William decides he must act, so he stands and volunteers to attend. It will be his first job, and will be – although he’s yet to know it – a choice that threatens to sacrifice his own happiness. His work that night will force him to think about the little boy he was, and the losses he has worked so hard to bury. But compassion can have surprising consequences, because – as William discovers – giving so much to others can sometimes help us heal ourselves.
My review:
A Terrible Kindness is an emotional, memorable book about family, love, and death, spanning multiple decades as we see our protagonist William grow up from a young boy.

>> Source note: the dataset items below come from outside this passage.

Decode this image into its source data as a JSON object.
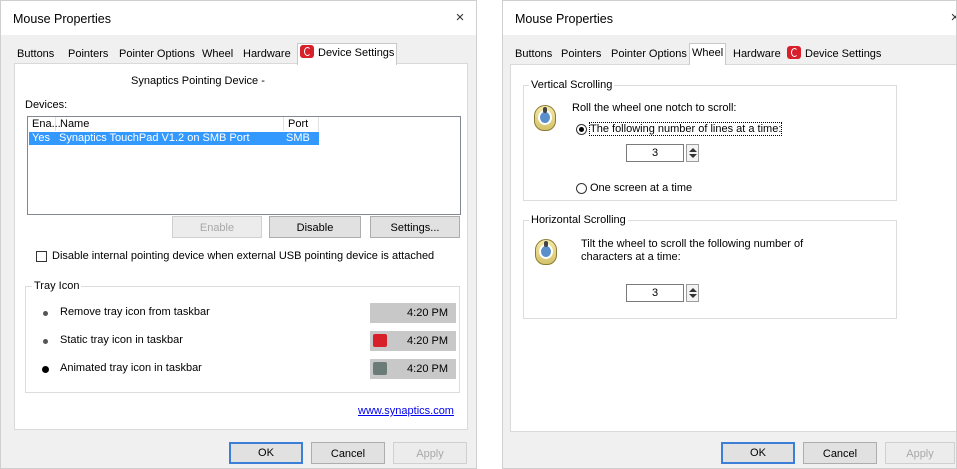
{
  "left": {
    "title": "Mouse Properties",
    "close_glyph": "×",
    "tabs": [
      "Buttons",
      "Pointers",
      "Pointer Options",
      "Wheel",
      "Hardware",
      "Device Settings"
    ],
    "device_title": "Synaptics Pointing Device -",
    "devices_label": "Devices:",
    "columns": [
      "Ena...",
      "Name",
      "Port"
    ],
    "rows": [
      {
        "enabled": "Yes",
        "name": "Synaptics TouchPad V1.2 on SMB Port",
        "port": "SMB"
      }
    ],
    "buttons": {
      "enable": "Enable",
      "disable": "Disable",
      "settings": "Settings..."
    },
    "checkbox_label": "Disable internal pointing device when external USB pointing device is attached",
    "tray_group": "Tray Icon",
    "tray_options": [
      {
        "label": "Remove tray icon from taskbar",
        "time": "4:20 PM",
        "selected": false
      },
      {
        "label": "Static tray icon in taskbar",
        "time": "4:20 PM",
        "selected": false
      },
      {
        "label": "Animated tray icon in taskbar",
        "time": "4:20 PM",
        "selected": true
      }
    ],
    "link": "www.synaptics.com",
    "footer": {
      "ok": "OK",
      "cancel": "Cancel",
      "apply": "Apply"
    }
  },
  "right": {
    "title": "Mouse Properties",
    "tabs": [
      "Buttons",
      "Pointers",
      "Pointer Options",
      "Wheel",
      "Hardware",
      "Device Settings"
    ],
    "vertical_group": "Vertical Scrolling",
    "vertical_desc": "Roll the wheel one notch to scroll:",
    "lines_option": "The following number of lines at a time:",
    "lines_value": "3",
    "one_screen_option": "One screen at a time",
    "horizontal_group": "Horizontal Scrolling",
    "horizontal_desc_1": "Tilt the wheel to scroll the following number of",
    "horizontal_desc_2": "characters at a time:",
    "chars_value": "3",
    "footer": {
      "ok": "OK",
      "cancel": "Cancel",
      "apply": "Apply"
    }
  },
  "colors": {
    "selection": "#3399ff",
    "synaptics_red": "#d8202b",
    "link": "#0000ee",
    "default_button_border": "#3c7fd6"
  },
  "icons": [
    "close-icon",
    "synaptics-icon",
    "mouse-wheel-icon",
    "spin-up-icon",
    "spin-down-icon"
  ]
}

We start the novel in 1966. William has just graduated with flying colours when – at his graduation dinner – we hear they need Embalmers to volunteer to help with the Aberfan disaster. This experience changes William’s outlook on life, and we go back to his school days. We see his friendship with Martin grow as well as his relationship with his uncle and mother, and the way the loss of William’s father has affected his family.
This novel is full of brilliant characters including William, Richard, his uncle Robert and his partner Howard, and many others I l loved reading about. They make this story what it is – a powerful look at relationships, how the past can affect every part of you, and the importance of looking forward. Although the synopsis makes it sound like this novel is very much about Aberfan, that only comes into it for a small part of the story, but I’d like to have read more about this despite it being such an awful part of history.
I listened to some of this on audiobook and thought it was done brilliantly – it was really engaging to listen to. Definitely recommended.